Small-game hunting was also one of the best ways to introduce young hunters to the sport of hunting. A day tramping the fields and forests for birds or bunnies can be an engrossing social experience that allows young hunters to learn and bond with their mentors.

When hunting small game with one or more partners, everyone works in concert to work the cover and flush game. Most of the time, everyone is within sight of one another and will at least be able to watch other members of the hunting party when they have shooting opportunities. Everyone in the party is involved regardless if he is the one who actually makes the shot or not.

There are any number of reasons for the decline in the numbers of small-game hunters over the past generation. Loss of habitat and access to once productive fields and fencerows is another impediment to the quality of small-game hunting currently.

Several of of my favorite hunting places for small game have been devoured years ago by housing developments or an on-ramp for I-99. Archery hunting for deer with its six-week fall season has become wildly popular and consumes the attention of many hunters nowadays who chose sitting in a tree stand during October waiting for a chance at a nice buck rather than beating the brush for birds or bunnies. That also brings up the fact that small-game hunting can often be hard work that requires a lot of walking around or through all sorts of cover.

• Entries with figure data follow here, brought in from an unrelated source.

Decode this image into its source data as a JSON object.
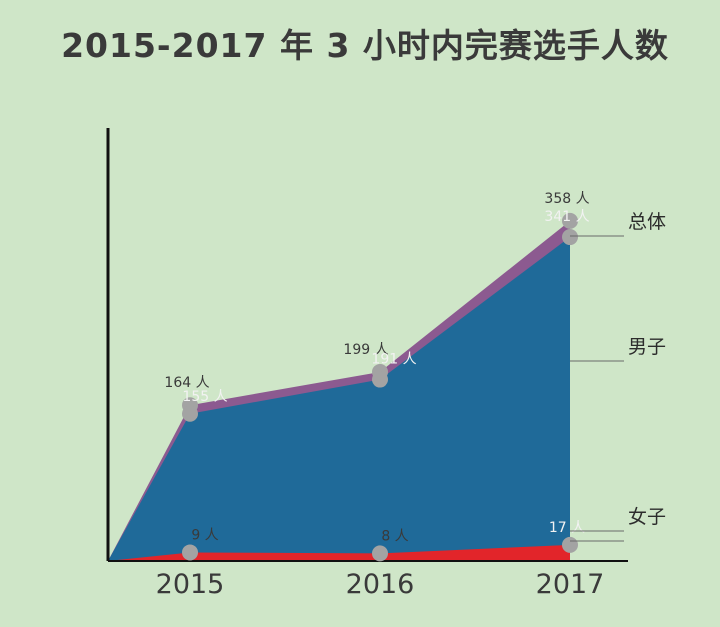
{
  "chart_data": {
    "type": "area",
    "title": "2015-2017 年 3 小时内完赛选手人数",
    "categories": [
      "2015",
      "2016",
      "2017"
    ],
    "series": [
      {
        "name": "总体",
        "values": [
          164,
          199,
          358
        ],
        "labels": [
          "164 人",
          "199 人",
          "358 人"
        ],
        "color": "#8c5a90"
      },
      {
        "name": "男子",
        "values": [
          155,
          191,
          341
        ],
        "labels": [
          "155 人",
          "191 人",
          "341 人"
        ],
        "color": "#1f6a99"
      },
      {
        "name": "女子",
        "values": [
          9,
          8,
          17
        ],
        "labels": [
          "9 人",
          "8 人",
          "17 人"
        ],
        "color": "#e2252a"
      }
    ],
    "ylim": [
      0,
      400
    ],
    "grid": false,
    "legend": "right",
    "colors": {
      "background": "#cfe6c8",
      "marker": "#a3a3a3",
      "axis": "#111111",
      "text": "#3a3a3a"
    }
  }
}
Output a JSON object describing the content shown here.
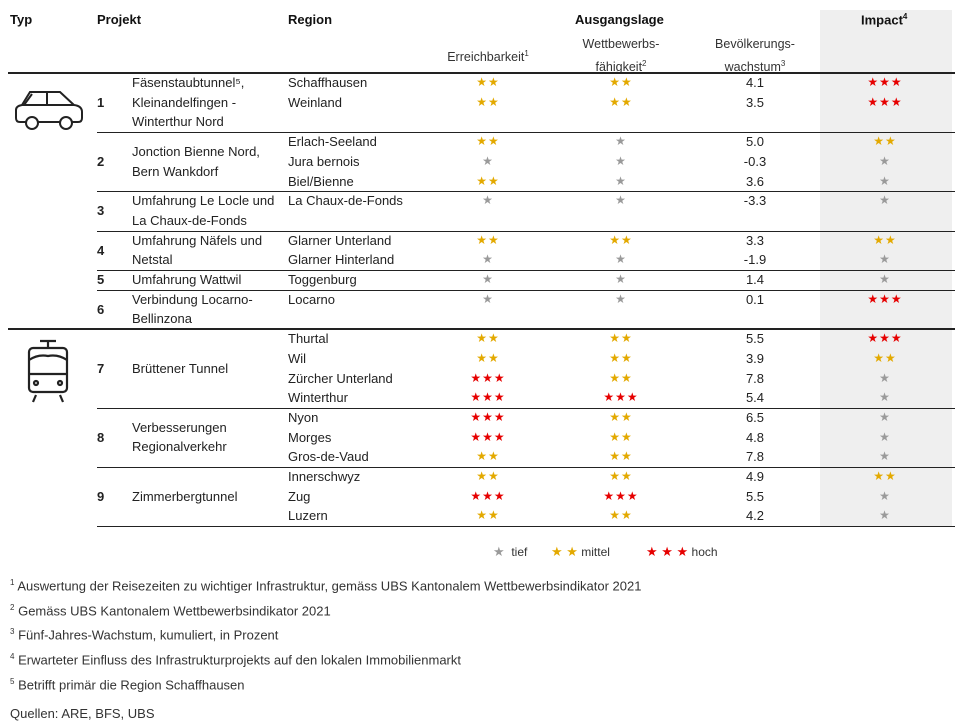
{
  "header": {
    "typ": "Typ",
    "projekt": "Projekt",
    "region": "Region",
    "ausgangslage": "Ausgangslage",
    "impact": "Impact",
    "impact_sup": "4",
    "erreichbarkeit": "Erreichbarkeit",
    "erreichbarkeit_sup": "1",
    "wettbewerb_1": "Wettbewerbs-",
    "wettbewerb_2": "fähigkeit",
    "wettbewerb_sup": "2",
    "bevoelkerung_1": "Bevölkerungs-",
    "bevoelkerung_2": "wachstum",
    "bevoelkerung_sup": "3"
  },
  "colors": {
    "star_1": "#9a9a9a",
    "star_2": "#e3a900",
    "star_3": "#e60000",
    "impact_bg": "#efefef"
  },
  "types": [
    {
      "icon": "car-icon",
      "projects": [
        0,
        1,
        2,
        3,
        4,
        5
      ]
    },
    {
      "icon": "train-icon",
      "projects": [
        6,
        7,
        8
      ]
    }
  ],
  "projects": [
    {
      "number": "1",
      "name_lines": [
        "Fäsenstaubtunnel⁵,",
        "Kleinandelfingen -",
        "Winterthur Nord"
      ],
      "rows_total": 3,
      "regions": [
        {
          "region": "Schaffhausen",
          "erreichbarkeit": 2,
          "wettbewerb": 2,
          "wachstum": "4.1",
          "impact": 3
        },
        {
          "region": "Weinland",
          "erreichbarkeit": 2,
          "wettbewerb": 2,
          "wachstum": "3.5",
          "impact": 3
        }
      ]
    },
    {
      "number": "2",
      "name_lines": [
        "Jonction Bienne Nord,",
        "Bern Wankdorf"
      ],
      "rows_total": 3,
      "regions": [
        {
          "region": "Erlach-Seeland",
          "erreichbarkeit": 2,
          "wettbewerb": 1,
          "wachstum": "5.0",
          "impact": 2
        },
        {
          "region": "Jura bernois",
          "erreichbarkeit": 1,
          "wettbewerb": 1,
          "wachstum": "-0.3",
          "impact": 1
        },
        {
          "region": "Biel/Bienne",
          "erreichbarkeit": 2,
          "wettbewerb": 1,
          "wachstum": "3.6",
          "impact": 1
        }
      ]
    },
    {
      "number": "3",
      "name_lines": [
        "Umfahrung Le Locle und",
        "La Chaux-de-Fonds"
      ],
      "rows_total": 2,
      "regions": [
        {
          "region": "La Chaux-de-Fonds",
          "erreichbarkeit": 1,
          "wettbewerb": 1,
          "wachstum": "-3.3",
          "impact": 1
        }
      ]
    },
    {
      "number": "4",
      "name_lines": [
        "Umfahrung Näfels und",
        "Netstal"
      ],
      "rows_total": 2,
      "regions": [
        {
          "region": "Glarner Unterland",
          "erreichbarkeit": 2,
          "wettbewerb": 2,
          "wachstum": "3.3",
          "impact": 2
        },
        {
          "region": "Glarner Hinterland",
          "erreichbarkeit": 1,
          "wettbewerb": 1,
          "wachstum": "-1.9",
          "impact": 1
        }
      ]
    },
    {
      "number": "5",
      "name_lines": [
        "Umfahrung Wattwil"
      ],
      "rows_total": 1,
      "regions": [
        {
          "region": "Toggenburg",
          "erreichbarkeit": 1,
          "wettbewerb": 1,
          "wachstum": "1.4",
          "impact": 1
        }
      ]
    },
    {
      "number": "6",
      "name_lines": [
        "Verbindung Locarno-",
        "Bellinzona"
      ],
      "rows_total": 2,
      "regions": [
        {
          "region": "Locarno",
          "erreichbarkeit": 1,
          "wettbewerb": 1,
          "wachstum": "0.1",
          "impact": 3
        }
      ]
    },
    {
      "number": "7",
      "name_lines": [
        "Brüttener Tunnel"
      ],
      "rows_total": 4,
      "regions": [
        {
          "region": "Thurtal",
          "erreichbarkeit": 2,
          "wettbewerb": 2,
          "wachstum": "5.5",
          "impact": 3
        },
        {
          "region": "Wil",
          "erreichbarkeit": 2,
          "wettbewerb": 2,
          "wachstum": "3.9",
          "impact": 2
        },
        {
          "region": "Zürcher Unterland",
          "erreichbarkeit": 3,
          "wettbewerb": 2,
          "wachstum": "7.8",
          "impact": 1
        },
        {
          "region": "Winterthur",
          "erreichbarkeit": 3,
          "wettbewerb": 3,
          "wachstum": "5.4",
          "impact": 1
        }
      ]
    },
    {
      "number": "8",
      "name_lines": [
        "Verbesserungen",
        "Regionalverkehr"
      ],
      "rows_total": 3,
      "regions": [
        {
          "region": "Nyon",
          "erreichbarkeit": 3,
          "wettbewerb": 2,
          "wachstum": "6.5",
          "impact": 1
        },
        {
          "region": "Morges",
          "erreichbarkeit": 3,
          "wettbewerb": 2,
          "wachstum": "4.8",
          "impact": 1
        },
        {
          "region": "Gros-de-Vaud",
          "erreichbarkeit": 2,
          "wettbewerb": 2,
          "wachstum": "7.8",
          "impact": 1
        }
      ]
    },
    {
      "number": "9",
      "name_lines": [
        "Zimmerbergtunnel"
      ],
      "rows_total": 3,
      "regions": [
        {
          "region": "Innerschwyz",
          "erreichbarkeit": 2,
          "wettbewerb": 2,
          "wachstum": "4.9",
          "impact": 2
        },
        {
          "region": "Zug",
          "erreichbarkeit": 3,
          "wettbewerb": 3,
          "wachstum": "5.5",
          "impact": 1
        },
        {
          "region": "Luzern",
          "erreichbarkeit": 2,
          "wettbewerb": 2,
          "wachstum": "4.2",
          "impact": 1
        }
      ]
    }
  ],
  "legend": {
    "tief": "tief",
    "mittel": "mittel",
    "hoch": "hoch"
  },
  "footnotes": [
    {
      "sup": "1",
      "text": "Auswertung der Reisezeiten zu wichtiger Infrastruktur, gemäss UBS Kantonalem Wettbewerbsindikator 2021"
    },
    {
      "sup": "2",
      "text": "Gemäss UBS Kantonalem Wettbewerbsindikator 2021"
    },
    {
      "sup": "3",
      "text": "Fünf-Jahres-Wachstum, kumuliert, in Prozent"
    },
    {
      "sup": "4",
      "text": "Erwarteter Einfluss des Infrastrukturprojekts auf den lokalen Immobilienmarkt"
    },
    {
      "sup": "5",
      "text": "Betrifft primär die Region Schaffhausen"
    }
  ],
  "sources": "Quellen: ARE, BFS, UBS"
}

That idea might irritate some folks, but it seems to me that quite a few hunters nowadays are unwilling to make that kind of effort and are much more inclined to favor a more sedentary hunting style that can be employed for deer or turkeys.

Of course, one of the overriding factors in the declining participation for small-game hunting is the unfortunate overall decline in the populations of most of our popular small-game species. Even the most dedicated hunter must begin to question the amount and time and effort spent afield for what has become very little potential return. I also believe the lack of small-game hunting opportunities has contributed greatly to the recruitment and retention of hunters here in Pennsylvania.

Ruffed grouse thrive in heavy cover that makes these fast-flying gamebirds a challenge to even a seasoned wing-shooter. Grouse populations have always been cyclical to some extent, but these great gamebirds seemed to become scarcer for the past decade or two.

Recent research has now revealed that West Nile virus is taking a toll on our state bird. Wild pheasants are now all but a memory in Pennsylvania and have been for more than a generation now. I feel fortunate to have experienced the twilight of wild birds in the southeastern part of the state during the late 1970s and early 1980s. That was truly incredible.

I truly feel sorry for the younger folks who never had the chance to experience what it was like to hunt wild pheasants and probably never will. Even rabbits don’t seem to be near as plentiful in any of the places where I started my hunting career. Back then, it seemed like I could kick out a bunny or two almost every afternoon, even without a dog.